There is an old Yiddish joke that asks: Question: What does the saying mean, Though he slips and falls on the ice, the Avenging Angel will still catch up with you? Answer: He's not called the Avenging Angel for nothing! Alas for MOF. In the fall of 1997, the Avenging Angel arrived in Southeast Asia waving the flaming sword of «real value.» The Korean, Thai, Malaysian, and Indonesian currencies collapsed overnight. Suharto and Mahathir watched in helpless rage as the markets, long used to obedience, went their own way: down. The mistake of the Asian nations was to lower the walls around their credit systems, something Japan would never do – hence when the crash came they could not control it as MOF did in Japan.
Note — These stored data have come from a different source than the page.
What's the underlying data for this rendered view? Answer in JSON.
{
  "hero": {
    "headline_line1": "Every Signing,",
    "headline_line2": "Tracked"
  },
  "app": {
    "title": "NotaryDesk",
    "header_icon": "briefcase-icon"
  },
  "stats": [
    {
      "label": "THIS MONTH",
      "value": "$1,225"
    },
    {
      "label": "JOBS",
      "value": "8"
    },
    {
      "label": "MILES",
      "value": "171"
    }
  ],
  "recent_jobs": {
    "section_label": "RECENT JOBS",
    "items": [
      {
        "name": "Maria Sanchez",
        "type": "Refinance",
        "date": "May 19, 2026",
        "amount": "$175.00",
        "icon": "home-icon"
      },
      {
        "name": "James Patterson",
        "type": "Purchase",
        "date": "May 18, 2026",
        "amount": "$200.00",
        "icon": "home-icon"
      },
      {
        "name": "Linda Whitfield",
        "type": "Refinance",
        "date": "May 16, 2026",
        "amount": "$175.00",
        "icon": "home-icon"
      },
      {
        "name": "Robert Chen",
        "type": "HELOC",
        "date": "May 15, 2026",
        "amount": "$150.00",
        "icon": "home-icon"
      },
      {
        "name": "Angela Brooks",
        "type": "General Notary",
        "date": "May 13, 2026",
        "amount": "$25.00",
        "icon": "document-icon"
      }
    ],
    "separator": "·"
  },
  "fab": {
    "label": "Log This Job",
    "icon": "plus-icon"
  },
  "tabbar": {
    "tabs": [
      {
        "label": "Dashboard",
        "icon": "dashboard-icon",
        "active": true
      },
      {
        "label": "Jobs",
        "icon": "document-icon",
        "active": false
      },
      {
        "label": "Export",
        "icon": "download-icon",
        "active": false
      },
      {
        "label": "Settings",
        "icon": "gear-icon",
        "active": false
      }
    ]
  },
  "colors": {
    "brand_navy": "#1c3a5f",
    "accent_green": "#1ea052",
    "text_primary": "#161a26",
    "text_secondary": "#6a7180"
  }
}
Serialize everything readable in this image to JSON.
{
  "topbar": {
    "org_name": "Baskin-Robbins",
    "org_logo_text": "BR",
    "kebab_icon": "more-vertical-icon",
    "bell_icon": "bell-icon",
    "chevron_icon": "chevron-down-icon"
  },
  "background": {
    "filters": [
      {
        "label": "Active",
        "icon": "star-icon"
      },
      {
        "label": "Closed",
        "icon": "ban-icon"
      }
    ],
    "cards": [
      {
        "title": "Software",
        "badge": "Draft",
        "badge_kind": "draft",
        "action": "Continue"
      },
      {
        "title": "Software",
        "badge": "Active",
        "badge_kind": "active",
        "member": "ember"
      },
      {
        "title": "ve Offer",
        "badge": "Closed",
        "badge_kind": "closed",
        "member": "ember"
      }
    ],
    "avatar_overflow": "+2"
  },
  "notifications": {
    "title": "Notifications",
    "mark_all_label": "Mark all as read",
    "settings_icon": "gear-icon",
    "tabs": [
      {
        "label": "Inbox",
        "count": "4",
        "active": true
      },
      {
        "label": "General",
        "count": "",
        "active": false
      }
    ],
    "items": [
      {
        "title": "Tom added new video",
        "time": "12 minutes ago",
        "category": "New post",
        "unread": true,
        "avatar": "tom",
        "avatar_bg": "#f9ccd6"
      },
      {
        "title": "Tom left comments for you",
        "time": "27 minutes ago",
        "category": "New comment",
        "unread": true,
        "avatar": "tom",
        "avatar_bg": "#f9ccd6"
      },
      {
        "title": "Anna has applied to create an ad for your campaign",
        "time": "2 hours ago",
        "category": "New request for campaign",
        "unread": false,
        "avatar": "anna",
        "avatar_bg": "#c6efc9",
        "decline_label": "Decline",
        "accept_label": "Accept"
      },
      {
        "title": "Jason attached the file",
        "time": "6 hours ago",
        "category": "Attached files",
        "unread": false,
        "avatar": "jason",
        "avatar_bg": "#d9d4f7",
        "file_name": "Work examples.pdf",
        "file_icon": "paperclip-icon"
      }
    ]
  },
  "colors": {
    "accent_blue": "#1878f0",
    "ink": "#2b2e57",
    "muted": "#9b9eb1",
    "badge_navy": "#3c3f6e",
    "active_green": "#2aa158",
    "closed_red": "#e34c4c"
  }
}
A massive financial meltdown of the sort that had been taking place slowly in Japan over seven years happened within a few months. Japan's banks, whose loans to the region were four times those of U.S. banks, are writing off tens of billions of dollars of bad debt. The results for Japan, however, are not entirely negative, for while the banks lost heavily, Japan's manufacturers benefited from the Asian crisis to snap up businesses and properties at bargain prices. Much is at stake in MOF's new offensive in Asia. Japanese banks and stockbrokers are in such trouble at home, and have lost so much business in the United States and Europe, that if their Asian policy does not succeed they may languish permanently as second-class citizens in world finance. «What's left if this fails?» asks Alicia Ogawa, the head of research for Nikko Salomon Smith Barney. «That's a good question.